Dikisahkan, ketika jenazah Sunan Geseng disemayamkan di Kleteran dan dijaga sangat ketat agar tidak diambil orang Tirto, Ki Wonotirto dengan kesaktiannya mengubah dirinya menjadi seekor kucing dan menyelinap masuk ke ruang persemayaman jenazah Sunan Geseng. Jenazah itu oleh Ki Wonotirto dicipta menjadi seekor tikus dan digondolnya. Ketika warga Kleteran mengetahui jenazah itu musnah, mereka yakin jenazah Sunan Geseng diambil warga desa Tirto. Kemudian mereka mengejarnya ke desa Tirto.

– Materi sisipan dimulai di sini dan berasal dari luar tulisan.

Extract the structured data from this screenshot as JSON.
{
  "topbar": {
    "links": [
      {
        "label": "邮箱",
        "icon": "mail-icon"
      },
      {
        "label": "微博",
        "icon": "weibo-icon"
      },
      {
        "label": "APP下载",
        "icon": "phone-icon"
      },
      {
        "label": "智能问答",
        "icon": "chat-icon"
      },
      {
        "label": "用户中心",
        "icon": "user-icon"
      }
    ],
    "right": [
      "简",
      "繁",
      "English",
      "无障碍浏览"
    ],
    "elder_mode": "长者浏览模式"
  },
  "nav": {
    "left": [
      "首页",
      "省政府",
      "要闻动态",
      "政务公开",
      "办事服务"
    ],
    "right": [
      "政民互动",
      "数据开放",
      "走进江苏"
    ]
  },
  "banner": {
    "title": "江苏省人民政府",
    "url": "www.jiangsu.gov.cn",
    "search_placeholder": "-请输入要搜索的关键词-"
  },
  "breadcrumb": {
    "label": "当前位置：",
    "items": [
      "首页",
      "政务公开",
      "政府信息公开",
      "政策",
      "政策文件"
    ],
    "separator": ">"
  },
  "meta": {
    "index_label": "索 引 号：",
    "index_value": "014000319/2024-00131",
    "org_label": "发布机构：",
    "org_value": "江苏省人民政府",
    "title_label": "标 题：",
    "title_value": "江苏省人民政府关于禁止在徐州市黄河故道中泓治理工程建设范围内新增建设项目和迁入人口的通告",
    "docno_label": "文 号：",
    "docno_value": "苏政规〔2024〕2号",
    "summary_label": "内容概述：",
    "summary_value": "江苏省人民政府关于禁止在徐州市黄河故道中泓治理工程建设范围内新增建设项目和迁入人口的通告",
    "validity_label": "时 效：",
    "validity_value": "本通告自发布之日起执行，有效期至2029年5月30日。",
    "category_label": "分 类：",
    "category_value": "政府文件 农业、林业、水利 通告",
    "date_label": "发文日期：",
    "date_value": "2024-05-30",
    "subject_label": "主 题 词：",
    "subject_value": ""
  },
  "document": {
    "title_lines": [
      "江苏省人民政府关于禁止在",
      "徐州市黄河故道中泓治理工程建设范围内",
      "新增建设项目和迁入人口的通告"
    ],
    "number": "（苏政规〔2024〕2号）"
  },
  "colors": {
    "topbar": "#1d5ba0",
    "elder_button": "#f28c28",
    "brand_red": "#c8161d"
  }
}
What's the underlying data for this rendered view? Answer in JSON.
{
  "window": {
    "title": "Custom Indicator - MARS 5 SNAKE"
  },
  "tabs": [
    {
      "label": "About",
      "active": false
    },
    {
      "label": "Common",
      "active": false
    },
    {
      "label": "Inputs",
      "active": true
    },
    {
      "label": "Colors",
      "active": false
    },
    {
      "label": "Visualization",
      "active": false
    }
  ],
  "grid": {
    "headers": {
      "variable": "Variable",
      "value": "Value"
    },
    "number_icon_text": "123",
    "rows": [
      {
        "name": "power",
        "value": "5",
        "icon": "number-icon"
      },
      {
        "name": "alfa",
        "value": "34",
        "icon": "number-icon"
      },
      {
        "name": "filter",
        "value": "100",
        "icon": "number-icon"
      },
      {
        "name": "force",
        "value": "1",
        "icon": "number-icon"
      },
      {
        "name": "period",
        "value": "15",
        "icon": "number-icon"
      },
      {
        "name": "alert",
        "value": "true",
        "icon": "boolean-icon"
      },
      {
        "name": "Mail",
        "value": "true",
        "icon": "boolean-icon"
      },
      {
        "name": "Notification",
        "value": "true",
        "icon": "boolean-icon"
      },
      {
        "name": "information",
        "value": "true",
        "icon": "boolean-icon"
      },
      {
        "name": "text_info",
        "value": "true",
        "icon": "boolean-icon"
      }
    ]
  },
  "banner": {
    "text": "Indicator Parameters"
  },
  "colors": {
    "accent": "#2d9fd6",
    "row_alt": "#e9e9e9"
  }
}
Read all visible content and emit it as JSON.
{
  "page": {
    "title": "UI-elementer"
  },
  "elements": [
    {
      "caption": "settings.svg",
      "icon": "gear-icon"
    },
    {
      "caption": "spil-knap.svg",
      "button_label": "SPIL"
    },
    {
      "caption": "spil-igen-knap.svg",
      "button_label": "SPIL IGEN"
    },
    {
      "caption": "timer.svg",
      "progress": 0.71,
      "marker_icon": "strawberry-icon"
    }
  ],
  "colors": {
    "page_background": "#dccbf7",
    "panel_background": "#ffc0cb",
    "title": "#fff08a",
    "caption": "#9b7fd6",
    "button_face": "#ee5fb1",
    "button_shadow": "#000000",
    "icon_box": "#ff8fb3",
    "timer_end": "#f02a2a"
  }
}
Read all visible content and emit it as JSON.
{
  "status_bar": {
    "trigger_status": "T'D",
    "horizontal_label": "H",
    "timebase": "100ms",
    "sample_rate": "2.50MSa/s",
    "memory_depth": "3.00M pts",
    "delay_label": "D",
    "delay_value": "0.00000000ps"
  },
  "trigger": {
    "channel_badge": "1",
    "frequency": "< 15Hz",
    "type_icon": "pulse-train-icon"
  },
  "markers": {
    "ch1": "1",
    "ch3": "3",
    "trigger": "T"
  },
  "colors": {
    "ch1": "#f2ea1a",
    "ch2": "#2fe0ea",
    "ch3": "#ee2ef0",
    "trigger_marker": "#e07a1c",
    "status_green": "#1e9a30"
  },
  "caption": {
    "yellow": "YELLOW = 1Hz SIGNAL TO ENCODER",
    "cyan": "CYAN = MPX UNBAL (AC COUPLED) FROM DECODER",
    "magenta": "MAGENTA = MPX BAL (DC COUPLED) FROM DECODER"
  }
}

Ketika warga Kleteran sampai di desa Tirto, jenazah Sunan Geseng sudah selesai dimakamkan. Pemakamannya disiasati dengan membuat dua makam yang kembar. Ki Wonotirto memperbolehkan orang-orang dari Kleteran untuk menggali makam itu, dengan janji hanya memilih salah satu makam yang boleh digali. Bila dalam penggalian itu mereka tidak menemukan jenazah Sunan Geseng, mereka harus rela Sunan Geseng dimakamkan di desa Tirto. Namun, penggalian salah satu makam yang dipilihnya mereka tidak menemukan jenazah Sunan Geseng. Warga Kleteran mengakui kekalahannya dan rela jenazah Sunan Geseng dimakamkan di desa Tirto, sesuai janji mereka.